I am fascinated by the history of blue jeans as a functional article of clothing for work, leisure, high fashion and pop culture — so much woven into this cloth. In this series, the fragments of blue jeans are a metaphor for the fragmented lives spent in search of the myth of American renewal.

In 1893 Frederick Jackson Turner wrote that the principal American archetype was the continual expansion of the frontier and its corollary of always being able to start over by moving on.  Turner, and others before and after him posited that the American frontier was a vast empty landscape waiting for American development and American Democracy to unroll like a giant carpet from “sea to shining sea”. The concept of an open waiting frontier persisted in the American imagination in spite of the reality that many civilizations with rich, diverse cultures had inhabited the land for centuries. The broken treaties and clashes over territory and land rights did nothing to diminish misguided hopes and dreams of wave upon wave of western settlers, cowboys, gold rush miners, developers, entrepreneurs (like Levi Strauss) and politicians.  “Nothing was permanent, failure was only a temporary state of existence. . . the perennial optimism engendered by the frontier was nothing less than the seminal characteristic of American society”. (“The Resurgence of Frontier Politics” Non-Partisan 9/19/06).

The 20th century saw the geographic frontier fill up with cities and disappear. With its going, the first period of American history closed.  The next period of American history continued to seek imperial frontiers through  expansionist policies in Cuba, Panama, Puerto Rico and The Phillipines.  New frontiers also developed in science, art, literature and cinema.  John F. Kennedy campaigned on the slogan  of “A New Frontier”.  The close of the frontier era was the beginning of the American culture’s romantic creation of a frontier myth.

This romantic frontier myth is as embedded in the denim fabric of our blue jeans as is the grit and sweat of 2 centuries of labor that farmed the land, built the railroads, mined the coal and worked in the factories.  Because of the durability of denim and the uniquely functional design created by Levi Strauss, blue jeans, still, are the clothing of work and leisure for everyone: rich or poor, urban or rural, farmland or Indian reservation, and everything in between. The idea of endless frontier and renewal is particularly interesting in this historical moment of our national debate over migration and immigration.

We fall in love with our blue jeans.  We seek the perfect fit. We wear them until they are in shreds or we buy them already distressed, stone washed or pre-worn vintage. Blue jeans are the symbol of our complex and often contradictory American character.  Ralph Lauren advertises his designer blue jeans in the large, western landscape.   Levis Inc. appeals to the average beer drinking, hard working guy with their ads, while Calvin Klein sets his designer jeans in a sexy, seductive challenge to pursue personal success and individual freedom in the upwardly mobile urban frontier.

In this exhibit, I focus on the aspirations of people struggling to pursue their vision of a promised land.  In reassembling fragments of blue jeans, I look for the “story” of working class people through the metaphor of fragments of denim, much of it rescued from dumpsters in the alley, discarded, like a broken dream.  Within the warp and weft is the fierce need for renewal in a land of hope and dreams.
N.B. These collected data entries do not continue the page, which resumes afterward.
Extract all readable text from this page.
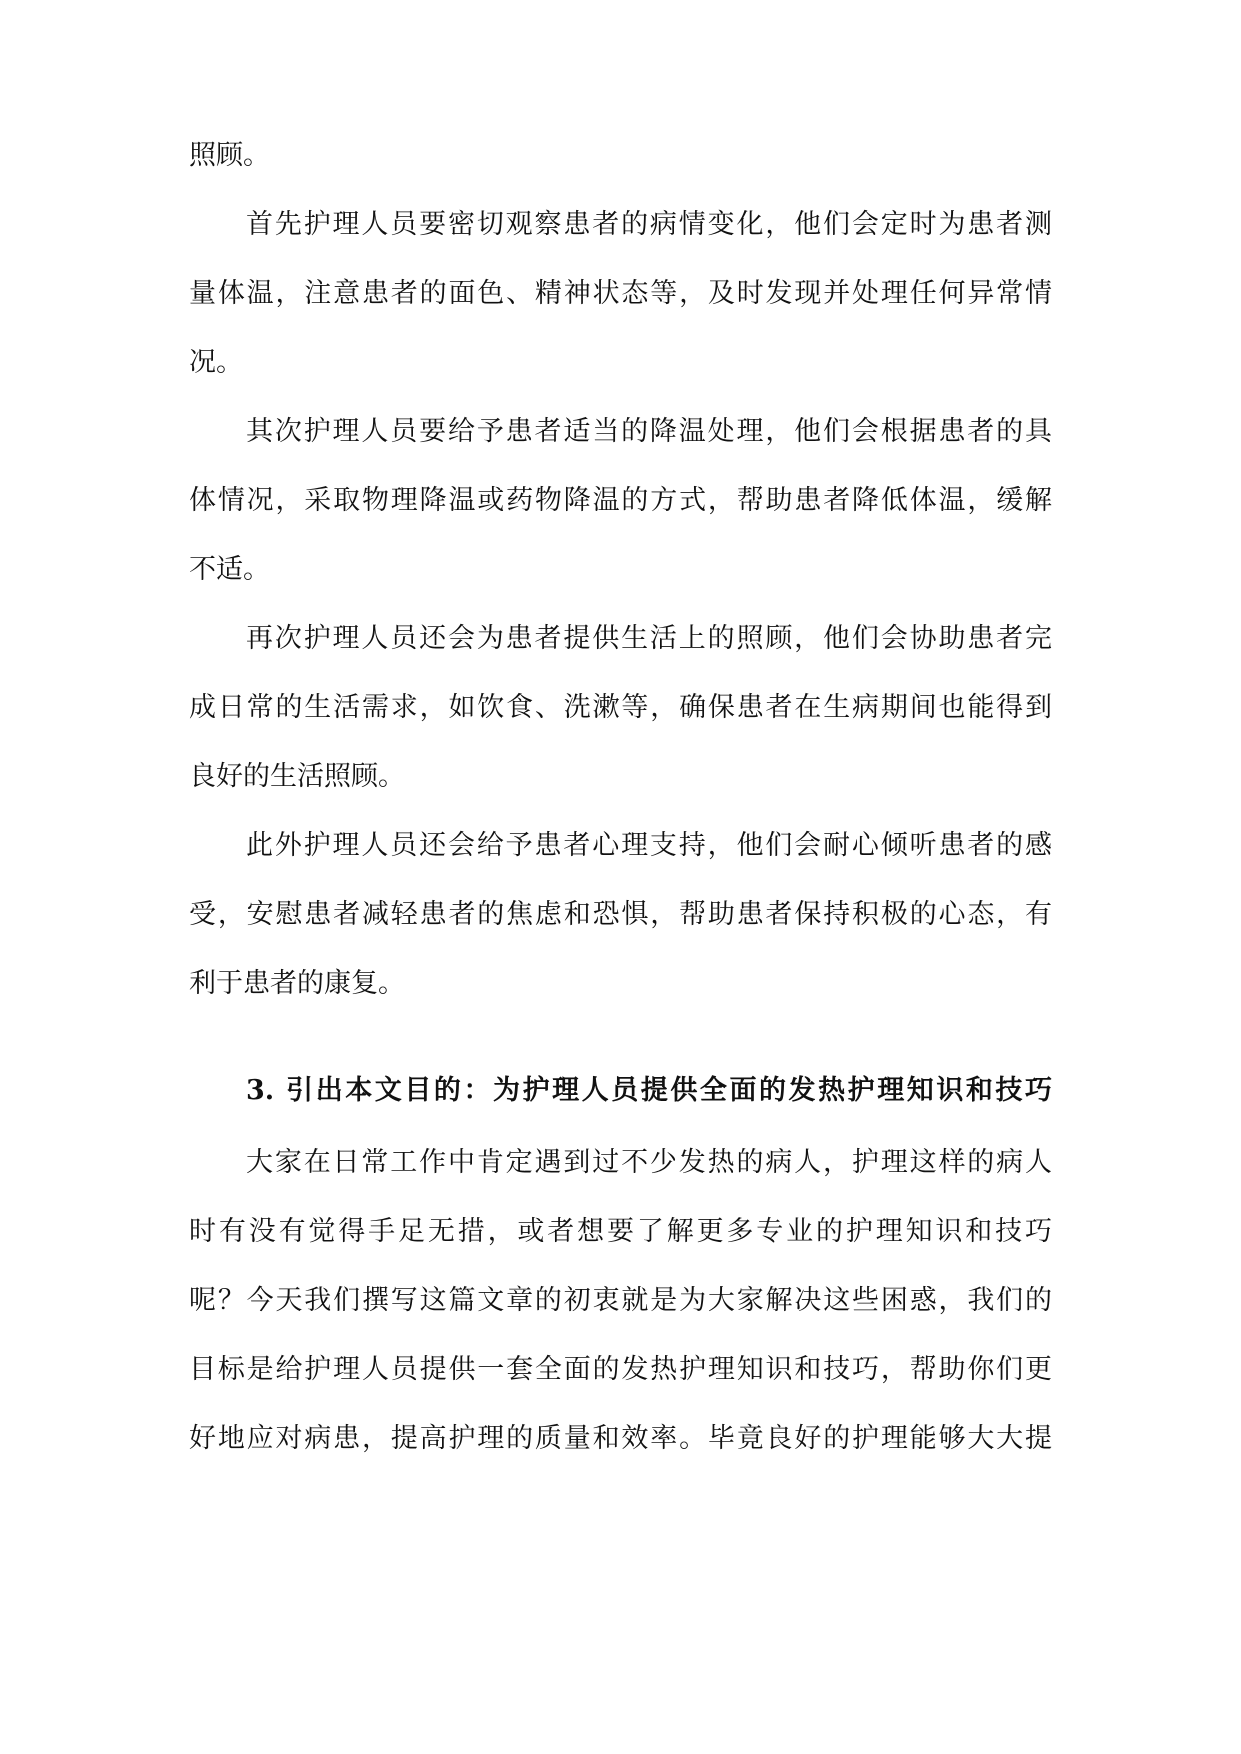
照顾。
首先护理人员要密切观察患者的病情变化，他们会定时为患者测
量体温，注意患者的面色、精神状态等，及时发现并处理任何异常情
况。
其次护理人员要给予患者适当的降温处理，他们会根据患者的具
体情况，采取物理降温或药物降温的方式，帮助患者降低体温，缓解
不适。
再次护理人员还会为患者提供生活上的照顾，他们会协助患者完
成日常的生活需求，如饮食、洗漱等，确保患者在生病期间也能得到
良好的生活照顾。
此外护理人员还会给予患者心理支持，他们会耐心倾听患者的感
受，安慰患者减轻患者的焦虑和恐惧，帮助患者保持积极的心态，有
利于患者的康复。
3. 引出本文目的：为护理人员提供全面的发热护理知识和技巧
大家在日常工作中肯定遇到过不少发热的病人，护理这样的病人
时有没有觉得手足无措，或者想要了解更多专业的护理知识和技巧
呢？今天我们撰写这篇文章的初衷就是为大家解决这些困惑，我们的
目标是给护理人员提供一套全面的发热护理知识和技巧，帮助你们更
好地应对病患，提高护理的质量和效率。毕竟良好的护理能够大大提
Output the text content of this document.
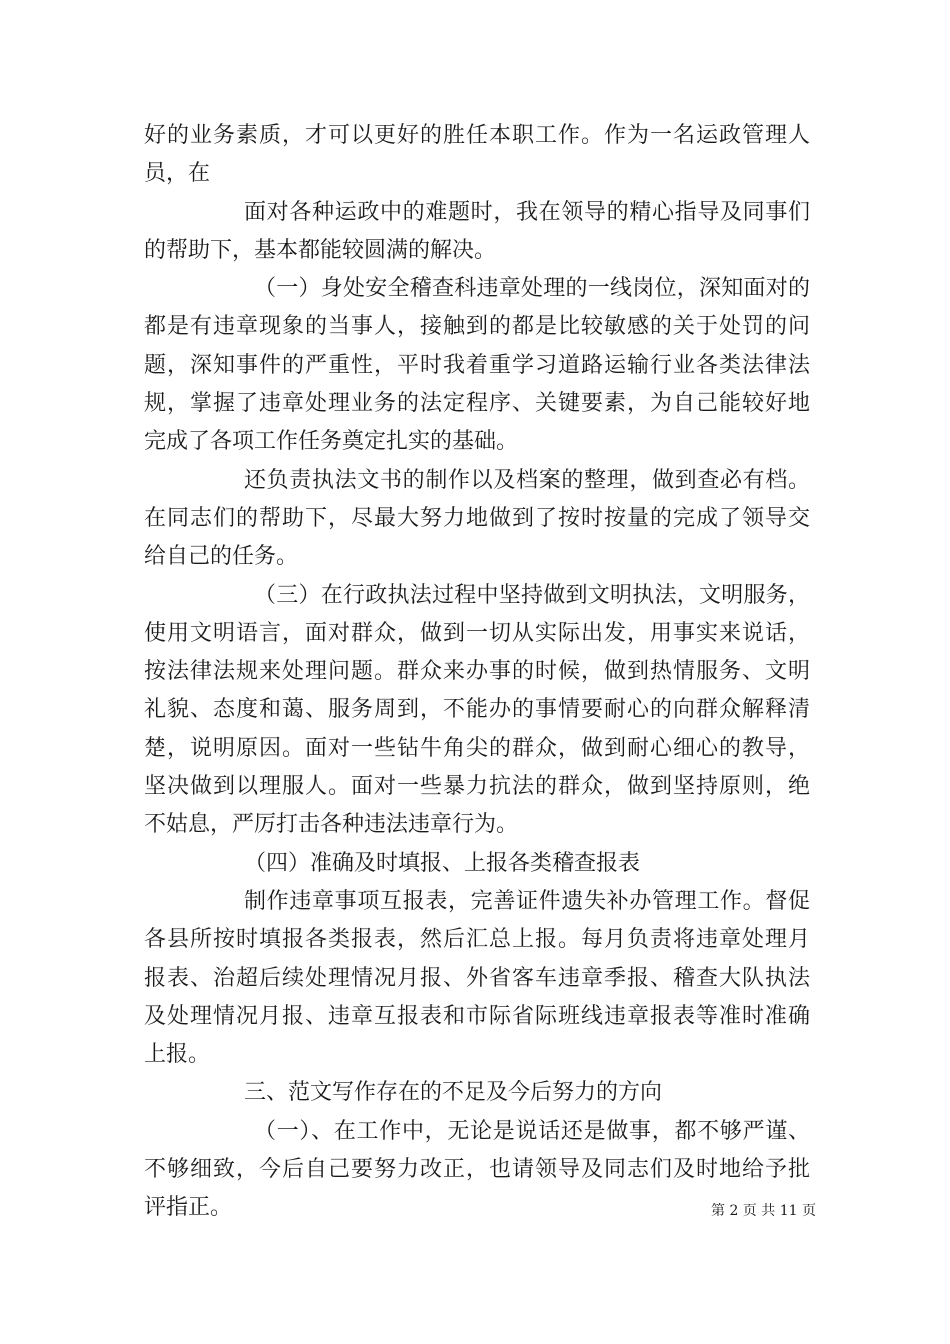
好的业务素质，才可以更好的胜任本职工作。作为一名运政管理人
员，在
面对各种运政中的难题时，我在领导的精心指导及同事们
的帮助下，基本都能较圆满的解决。
（一）身处安全稽查科违章处理的一线岗位，深知面对的
都是有违章现象的当事人，接触到的都是比较敏感的关于处罚的问
题，深知事件的严重性，平时我着重学习道路运输行业各类法律法
规，掌握了违章处理业务的法定程序、关键要素，为自己能较好地
完成了各项工作任务奠定扎实的基础。
还负责执法文书的制作以及档案的整理，做到查必有档。
在同志们的帮助下，尽最大努力地做到了按时按量的完成了领导交
给自己的任务。
（三）在行政执法过程中坚持做到文明执法，文明服务，
使用文明语言，面对群众，做到一切从实际出发，用事实来说话，
按法律法规来处理问题。群众来办事的时候，做到热情服务、文明
礼貌、态度和蔼、服务周到，不能办的事情要耐心的向群众解释清
楚，说明原因。面对一些钻牛角尖的群众，做到耐心细心的教导，
坚决做到以理服人。面对一些暴力抗法的群众，做到坚持原则，绝
不姑息，严厉打击各种违法违章行为。
（四）准确及时填报、上报各类稽查报表
制作违章事项互报表，完善证件遗失补办管理工作。督促
各县所按时填报各类报表，然后汇总上报。每月负责将违章处理月
报表、治超后续处理情况月报、外省客车违章季报、稽查大队执法
及处理情况月报、违章互报表和市际省际班线违章报表等准时准确
上报。
三、范文写作存在的不足及今后努力的方向
（一）、在工作中，无论是说话还是做事，都不够严谨、
不够细致，今后自己要努力改正，也请领导及同志们及时地给予批
评指正。	第 2 页 共 11 页
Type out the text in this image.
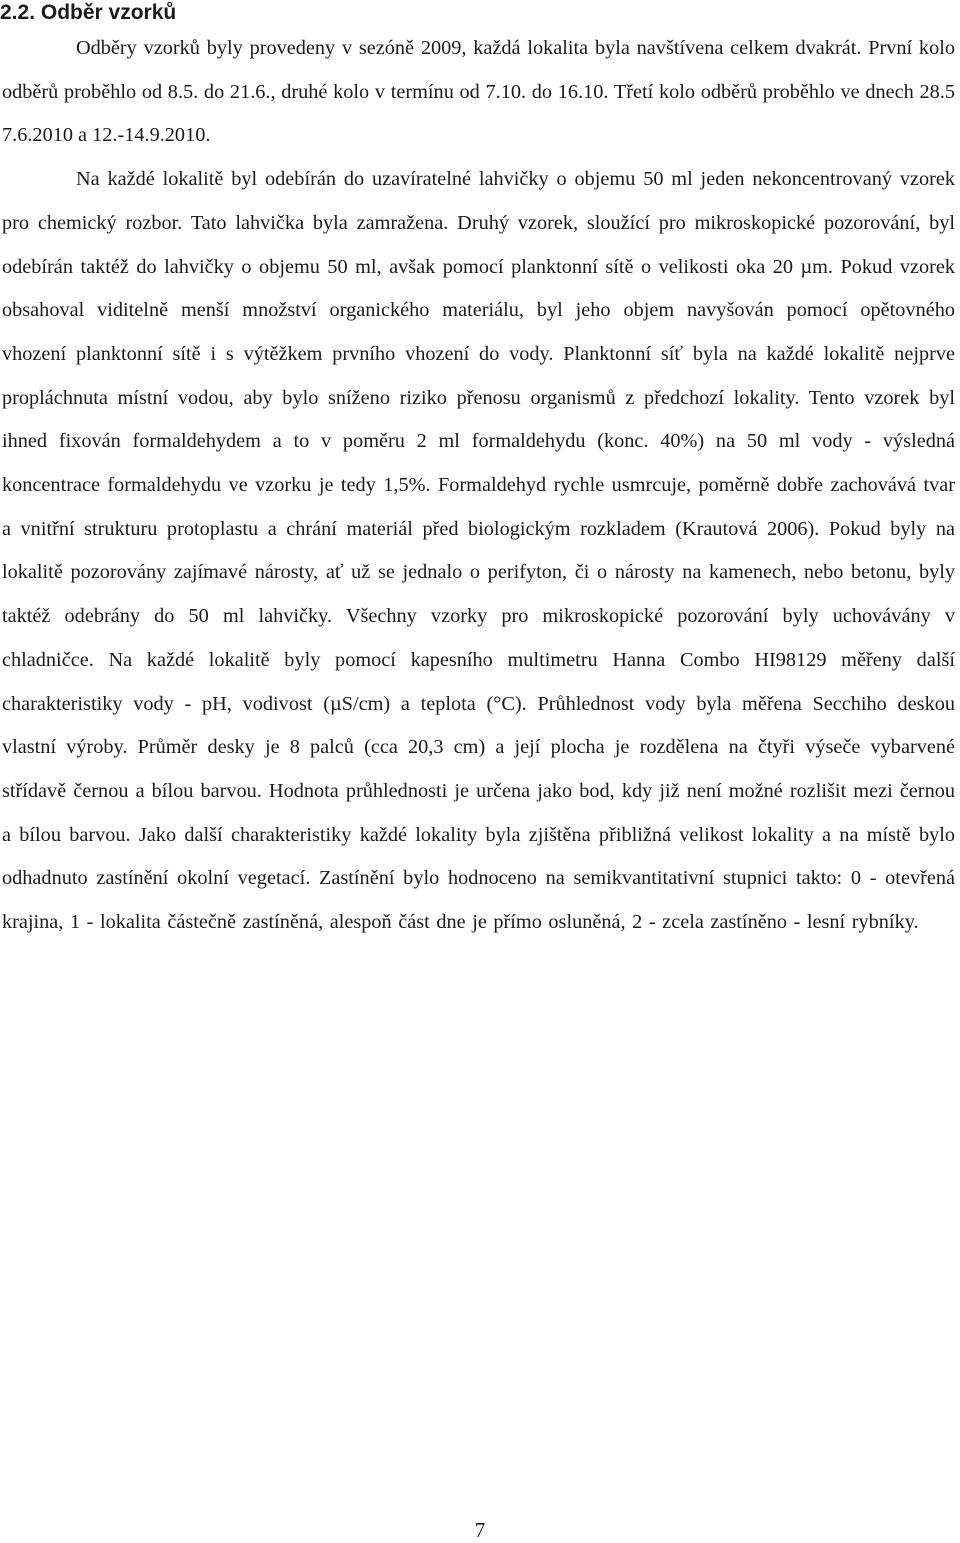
2.2. Odběr vzorků

Odběry vzorků byly provedeny v sezóně 2009, každá lokalita byla navštívena celkem dvakrát. První kolo odběrů proběhlo od 8.5. do 21.6., druhé kolo v termínu od 7.10. do 16.10. Třetí kolo odběrů proběhlo ve dnech 28.5 7.6.2010 a 12.-14.9.2010.

Na každé lokalitě byl odebírán do uzavíratelné lahvičky o objemu 50 ml jeden nekoncentrovaný vzorek pro chemický rozbor. Tato lahvička byla zamražena. Druhý vzorek, sloužící pro mikroskopické pozorování, byl odebírán taktéž do lahvičky o objemu 50 ml, avšak pomocí planktonní sítě o velikosti oka 20 µm. Pokud vzorek obsahoval viditelně menší množství organického materiálu, byl jeho objem navyšován pomocí opětovného vhození planktonní sítě i s výtěžkem prvního vhození do vody. Planktonní síť byla na každé lokalitě nejprve propláchnuta místní vodou, aby bylo sníženo riziko přenosu organismů z předchozí lokality. Tento vzorek byl ihned fixován formaldehydem a to v poměru 2 ml formaldehydu (konc. 40%) na 50 ml vody - výsledná koncentrace formaldehydu ve vzorku je tedy 1,5%. Formaldehyd rychle usmrcuje, poměrně dobře zachovává tvar a vnitřní strukturu protoplastu a chrání materiál před biologickým rozkladem (Krautová 2006). Pokud byly na lokalitě pozorovány zajímavé nárosty, ať už se jednalo o perifyton, či o nárosty na kamenech, nebo betonu, byly taktéž odebrány do 50 ml lahvičky. Všechny vzorky pro mikroskopické pozorování byly uchovávány v chladničce. Na každé lokalitě byly pomocí kapesního multimetru Hanna Combo HI98129 měřeny další charakteristiky vody - pH, vodivost (µS/cm) a teplota (°C). Průhlednost vody byla měřena Secchiho deskou vlastní výroby. Průměr desky je 8 palců (cca 20,3 cm) a její plocha je rozdělena na čtyři výseče vybarvené střídavě černou a bílou barvou. Hodnota průhlednosti je určena jako bod, kdy již není možné rozlišit mezi černou a bílou barvou. Jako další charakteristiky každé lokality byla zjištěna přibližná velikost lokality a na místě bylo odhadnuto zastínění okolní vegetací. Zastínění bylo hodnoceno na semikvantitativní stupnici takto: 0 - otevřená krajina, 1 - lokalita částečně zastíněná, alespoň část dne je přímo osluněná, 2 - zcela zastíněno - lesní rybníky.

7
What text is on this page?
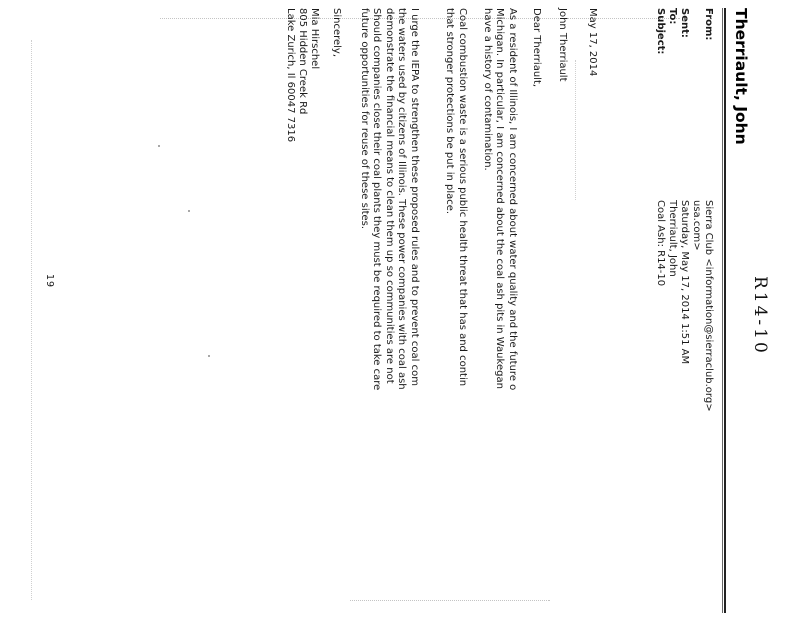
R14-10
Therriault, John
From:
Sierra Club <information@sierraclub.org>
usa.com>
Sent:
Saturday, May 17, 2014 1:51 AM
To:
Therriault, John
Subject:
Coal Ash: R14-10
May 17, 2014
John Therriault
Dear Therriault,
As a resident of Illinois, I am concerned about water quality and the future o
Michigan. In particular, I am concerned about the coal ash pits in Waukegan
have a history of contamination.
Coal combustion waste is a serious public health threat that has and contin
that stronger protections be put in place.
I urge the IEPA to strengthen these proposed rules and to prevent coal com
the waters used by citizens of Illinois. These power companies with coal ash
demonstrate the financial means to clean them up so communities are not
Should companies close their coal plants they must be required to take care
future opportunities for reuse of these sites.
Sincerely,
Mia Hirschel
805 Hidden Creek Rd
Lake Zurich, Il 60047 7316
19
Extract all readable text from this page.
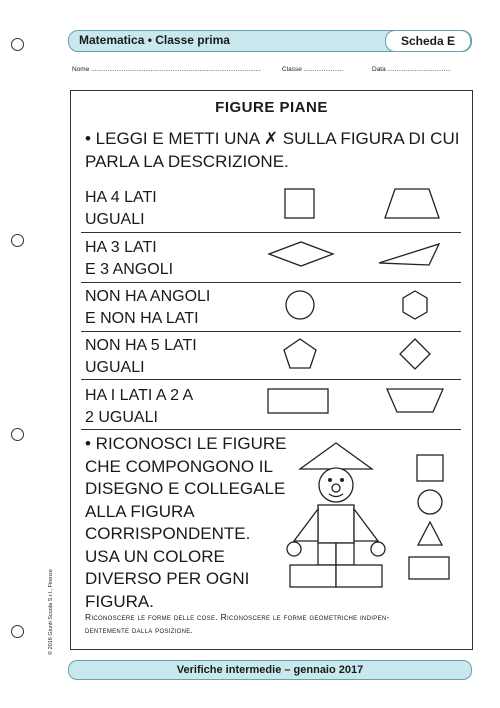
Matematica • Classe prima	Scheda E
Nome ..............................................................................................	Classe ......................	Data ...................................
FIGURE PIANE
• LEGGI E METTI UNA ✗ SULLA FIGURA DI CUI PARLA LA DESCRIZIONE.
HA 4 LATI
UGUALI
HA 3 LATI
E 3 ANGOLI
NON HA ANGOLI
E NON HA LATI
NON HA 5 LATI
UGUALI
HA I LATI A 2 A
2 UGUALI
• RICONOSCI LE FIGURE
CHE COMPONGONO IL
DISEGNO E COLLEGALE
ALLA FIGURA
CORRISPONDENTE.
USA UN COLORE
DIVERSO PER OGNI
FIGURA.
Riconoscere le forme delle cose. Riconoscere le forme geometriche indipen-
dentemente dalla posizione.
© 2016 Giunti Scuola S.r.l., Firenze
Verifiche intermedie – gennaio 2017
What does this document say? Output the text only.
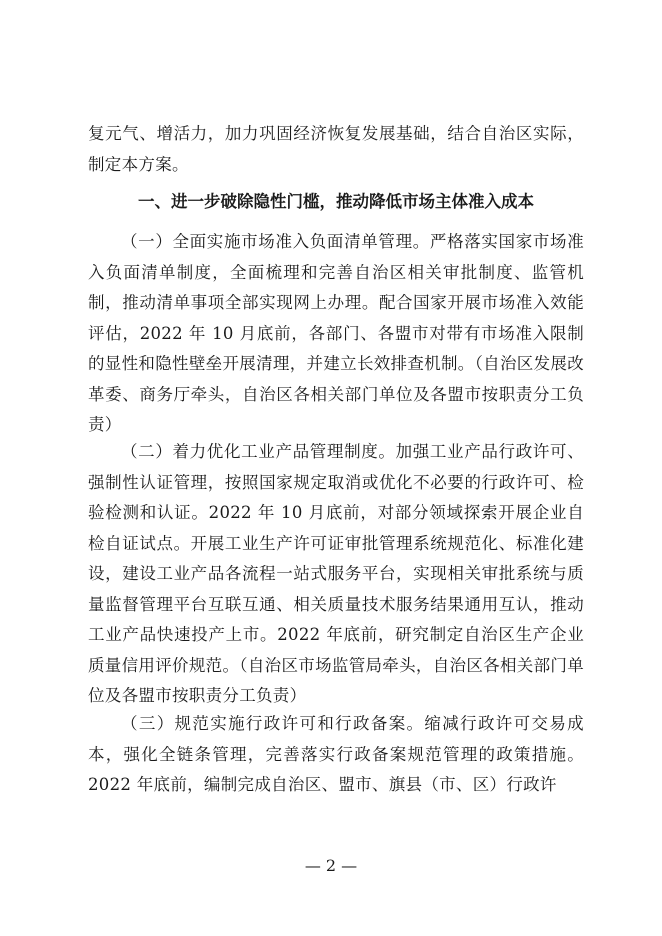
复元气、增活力，加力巩固经济恢复发展基础，结合自治区实际，制定本方案。

一、进一步破除隐性门槛，推动降低市场主体准入成本

（一）全面实施市场准入负面清单管理。严格落实国家市场准入负面清单制度，全面梳理和完善自治区相关审批制度、监管机制，推动清单事项全部实现网上办理。配合国家开展市场准入效能评估，2022 年 10 月底前，各部门、各盟市对带有市场准入限制的显性和隐性壁垒开展清理，并建立长效排查机制。（自治区发展改革委、商务厅牵头，自治区各相关部门单位及各盟市按职责分工负责）

（二）着力优化工业产品管理制度。加强工业产品行政许可、强制性认证管理，按照国家规定取消或优化不必要的行政许可、检验检测和认证。2022 年 10 月底前，对部分领域探索开展企业自检自证试点。开展工业生产许可证审批管理系统规范化、标准化建设，建设工业产品各流程一站式服务平台，实现相关审批系统与质量监督管理平台互联互通、相关质量技术服务结果通用互认，推动工业产品快速投产上市。2022 年底前，研究制定自治区生产企业质量信用评价规范。（自治区市场监管局牵头，自治区各相关部门单位及各盟市按职责分工负责）

（三）规范实施行政许可和行政备案。缩减行政许可交易成本，强化全链条管理，完善落实行政备案规范管理的政策措施。2022 年底前，编制完成自治区、盟市、旗县（市、区）行政许

— 2 —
The beautiful patination of the washed blue dye tells of happier moments, family celebrations and material achievements, but there are also the torn knees, frayed  holes and faded patches that point to hard work, disappointments, losses and setbacks. Some of these compositions explore our work on the land in the settling of the frontier and the building of cities. In others, I have concentrated on the narrative of migration and the recognition of the hardship of workers seeking their “promised land”.  Denim is the fabric of our collective journey.